HAŞMET BABAOĞLU / Antlaşmalar aldatır


Geleceği, hatta burnumuzun biraz ötesini bile görebilmek için ara ara geriye bakmakta fayda var…
***
1938 yılı Eylül ayı mesela…
Hitler Almanya‘sı Çekoslovakya’nın tamamını ilhak etmeye hazırlanıyor…
Bütün Avrupa “Hiç öyle şey olur mu?” havasında…
Sağlığı pek de iyi olmayan Birleşik Krallık Başbakanı N.Chamberlain çok uzun bir uçak yolculuğundan sonra Münih‘e iniyor.
Hitler, Fransa Başbakanı Daladier’i de ayağına getirtmiş…
Al takke ver külah!
Çekoslovakya’nın varlığı (hesapta) kurtarılıyor.
Chamberlain ve Daladier ülkelerine “barışı kurtardık” sevinciyle dönüyorlar.
***
Ömrü pek kısa sürüyor Münih Antlaşması’nın…
Düşünün, Mart 1939’da Almanya, Prag’a yürüyor.
Üstelik henüz Berlin‘de bulunan ve ültimatomu yiyince oracıkta kalbi sıkışan Çek Başbakanı yurduna dönememişken…
Sonra bunların üzerine Polonya’nın hâllerini falan hiç anlatmayayım. Polonya 1930’lar boyunca Fransa ve İngiltere’nin kendisine verdiği güven ve destek taahhütlerine dayanmıştı, bilen bilir…
***
1930’ların ikinci yarısı ikili antlaşmalar ve devletler arası dostlukların ilanlarıyla geçmiştir…
Hele meşhur Molotov- Ribbentrop Dostluk Paktı var ki, aman aman!

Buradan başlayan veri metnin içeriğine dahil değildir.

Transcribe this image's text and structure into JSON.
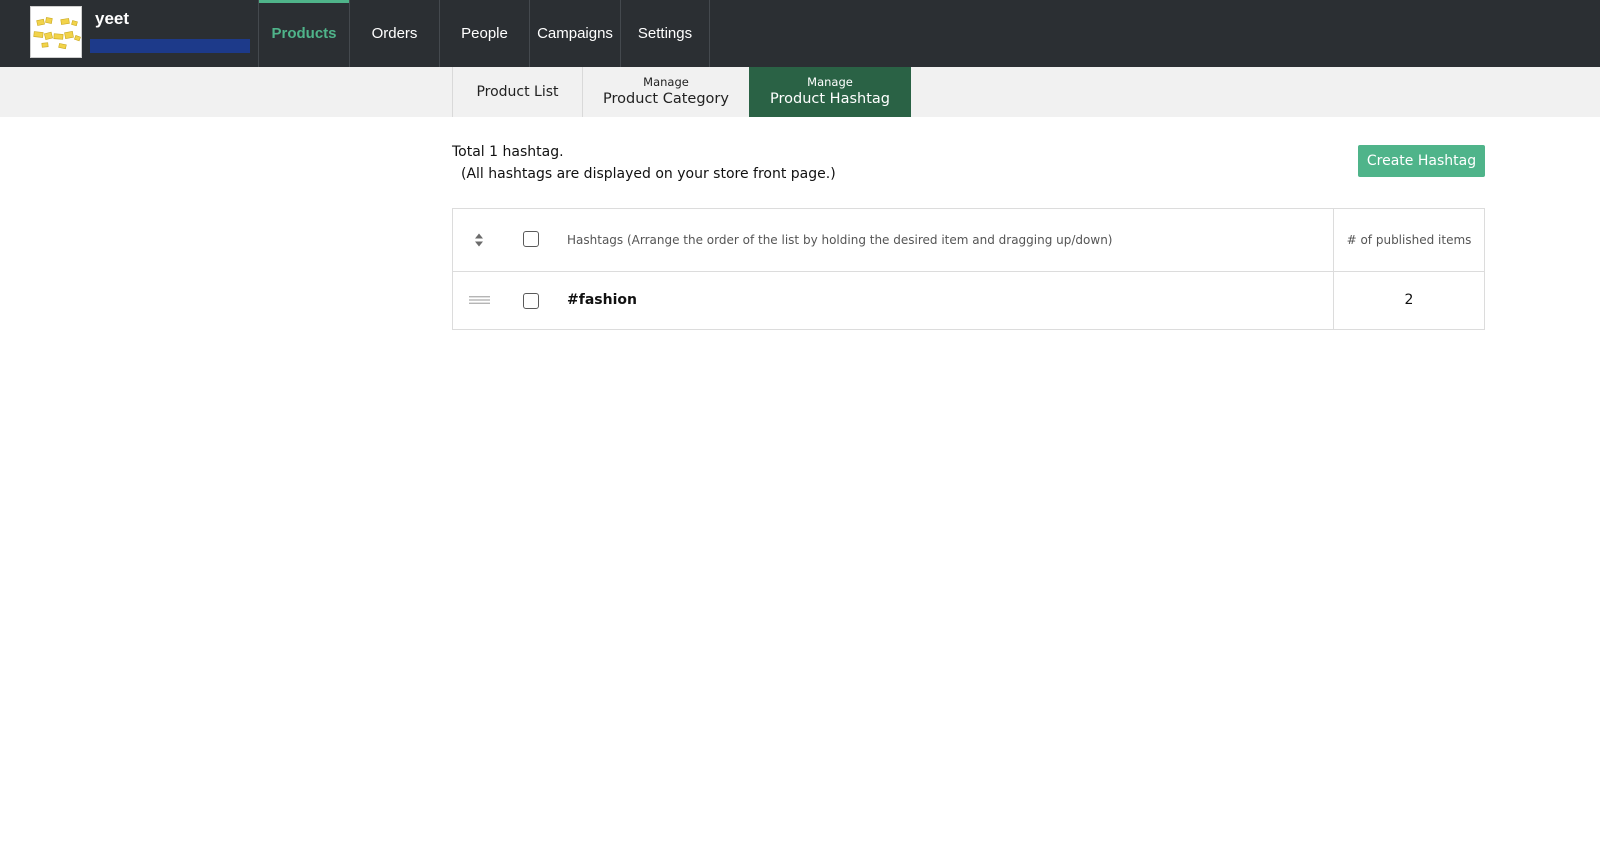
{
  "store": {
    "name": "yeet"
  },
  "nav": {
    "products": "Products",
    "orders": "Orders",
    "people": "People",
    "campaigns": "Campaigns",
    "settings": "Settings"
  },
  "subtabs": {
    "list": "Product List",
    "category_small": "Manage",
    "category_big": "Product Category",
    "hashtag_small": "Manage",
    "hashtag_big": "Product Hashtag"
  },
  "summary": {
    "total": "Total 1 hashtag.",
    "note": "(All hashtags are displayed on your store front page.)"
  },
  "create_button": "Create Hashtag",
  "table": {
    "header_hashtags": "Hashtags (Arrange the order of the list by holding the desired item and dragging up/down)",
    "header_count": "# of published items",
    "rows": [
      {
        "hashtag": "#fashion",
        "count": "2"
      }
    ]
  },
  "colors": {
    "topbar": "#2b2f33",
    "accent": "#4fb48a",
    "active_subtab": "#2a6245",
    "subbar": "#f1f1f1"
  },
  "icons": [
    "sort-icon",
    "drag-handle-icon",
    "checkbox"
  ]
}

23 Ağustos 1939 Alman-Sovyet Saldırmazlık Antlaşması yani…
Ne saldırmazlık, ne dostluk ama!
Almanlar bu paktı imzaladıktan bir hafta sonra Polonya sınırını geçiyor; iki hafta sonra Varşova‘ya ulaşıyorlar…
Sonrası bildiğiniz devasa dünya savaşı…
***
Niye bunları hatırlattım?
Niye “geriye bakarak ileriyi görmek”ten söz ettim?
Şöyle…
Bir kez silahlanmalar başladı mı…
Ekonomik krizler yaygınlaşıp devletler ayaklarını sağlam basmakta zorlanmaya başladı mı…

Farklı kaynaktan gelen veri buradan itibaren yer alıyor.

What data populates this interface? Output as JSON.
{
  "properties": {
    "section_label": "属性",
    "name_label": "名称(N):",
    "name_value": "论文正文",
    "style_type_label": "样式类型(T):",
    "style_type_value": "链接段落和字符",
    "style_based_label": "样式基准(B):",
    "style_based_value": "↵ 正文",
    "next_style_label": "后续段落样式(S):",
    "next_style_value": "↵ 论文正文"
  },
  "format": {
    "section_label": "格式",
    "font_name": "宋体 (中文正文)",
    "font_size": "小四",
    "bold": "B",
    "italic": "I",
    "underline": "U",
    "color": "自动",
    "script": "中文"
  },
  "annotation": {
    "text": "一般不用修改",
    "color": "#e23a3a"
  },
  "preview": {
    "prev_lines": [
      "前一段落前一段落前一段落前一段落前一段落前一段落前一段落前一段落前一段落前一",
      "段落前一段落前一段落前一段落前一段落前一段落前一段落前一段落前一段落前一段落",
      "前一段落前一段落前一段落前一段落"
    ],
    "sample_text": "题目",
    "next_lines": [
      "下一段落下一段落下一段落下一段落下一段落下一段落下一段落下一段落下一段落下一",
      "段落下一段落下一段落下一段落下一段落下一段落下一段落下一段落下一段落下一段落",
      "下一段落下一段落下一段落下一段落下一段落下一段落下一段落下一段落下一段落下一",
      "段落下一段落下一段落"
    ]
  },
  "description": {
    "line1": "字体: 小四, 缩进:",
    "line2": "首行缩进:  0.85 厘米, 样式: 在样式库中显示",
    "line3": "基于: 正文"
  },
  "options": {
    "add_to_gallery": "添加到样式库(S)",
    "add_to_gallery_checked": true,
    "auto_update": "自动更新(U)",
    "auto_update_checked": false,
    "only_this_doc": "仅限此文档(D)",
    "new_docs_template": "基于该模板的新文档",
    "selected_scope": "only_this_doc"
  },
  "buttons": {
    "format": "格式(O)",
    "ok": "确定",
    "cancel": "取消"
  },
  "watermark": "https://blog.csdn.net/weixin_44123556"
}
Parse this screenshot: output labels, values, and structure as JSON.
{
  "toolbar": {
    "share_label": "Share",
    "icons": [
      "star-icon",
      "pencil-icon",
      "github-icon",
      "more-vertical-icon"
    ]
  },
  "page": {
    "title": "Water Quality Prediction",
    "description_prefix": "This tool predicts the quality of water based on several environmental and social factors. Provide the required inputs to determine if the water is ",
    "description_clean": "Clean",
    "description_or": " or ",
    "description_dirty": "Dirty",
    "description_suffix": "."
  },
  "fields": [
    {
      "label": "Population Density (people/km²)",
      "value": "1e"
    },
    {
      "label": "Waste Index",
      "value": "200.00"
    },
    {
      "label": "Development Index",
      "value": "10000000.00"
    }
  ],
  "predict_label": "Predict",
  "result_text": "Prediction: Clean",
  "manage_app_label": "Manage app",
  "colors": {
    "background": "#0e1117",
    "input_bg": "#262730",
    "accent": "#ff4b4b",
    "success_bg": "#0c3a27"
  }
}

“Onunla aramız iyi, bununla barış içindeyiz, şununla antlaşma imzaladık” heyecanları giderek aldatıcı olur.
Olup bitenleri hep teyakkuz halinde izlemek gerek…
***
Ne yalan söylemeli!..
Avrupa’nın Rusya’nın üzerine sürülüşünü, Uzakdoğu’daki güç çekişmelerini 1930’lara benzetiyorum…
Üzerine bir de Almanya silahlanmaya başladı.

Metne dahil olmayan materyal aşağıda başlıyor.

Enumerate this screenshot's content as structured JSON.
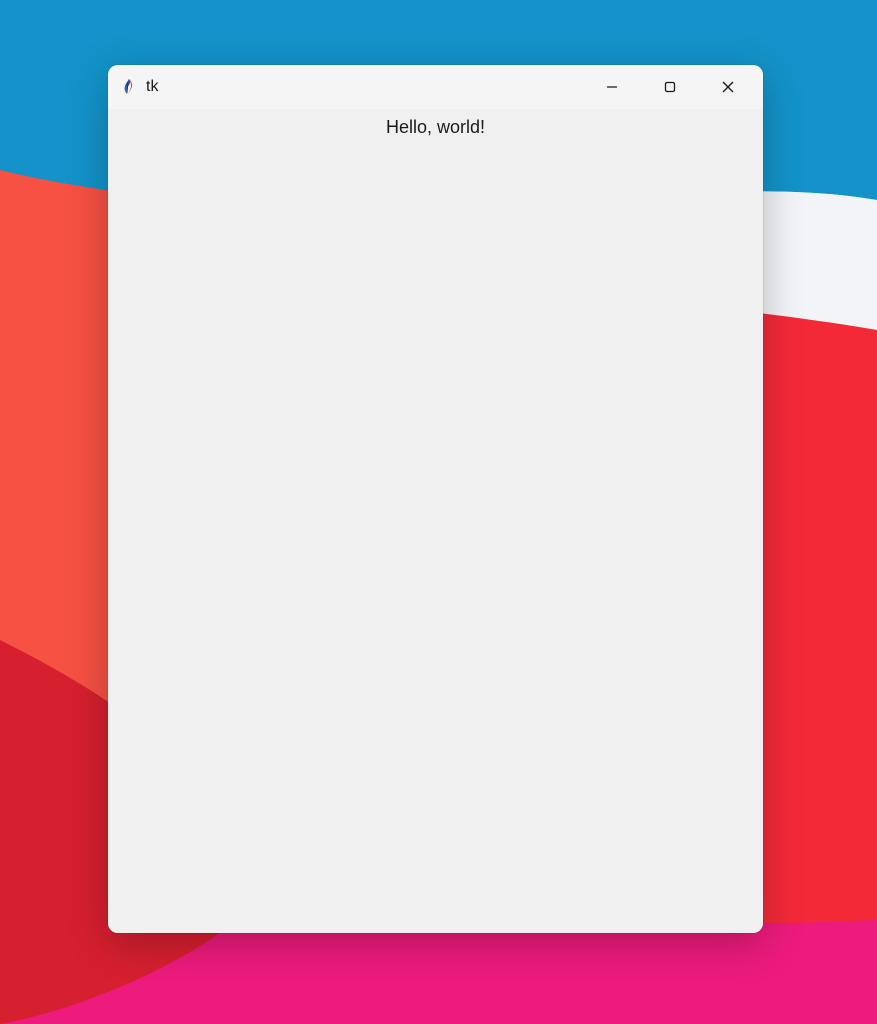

“E iyi de ortada Hitler yok!” diyorsanız, o kadar fark olacak!
Olacaksa, büyük savaş da çok farklı olacak zaten…
***
NOT DEFTERİ
Dünyaya, hokkabazın oyun hilesini yakalamaya çalışan bir küçük çocuk gibi hem kurnaz hem dalgın bakıyordu. (KEMAL TAHİR / Esir Şehrin Mahpusu)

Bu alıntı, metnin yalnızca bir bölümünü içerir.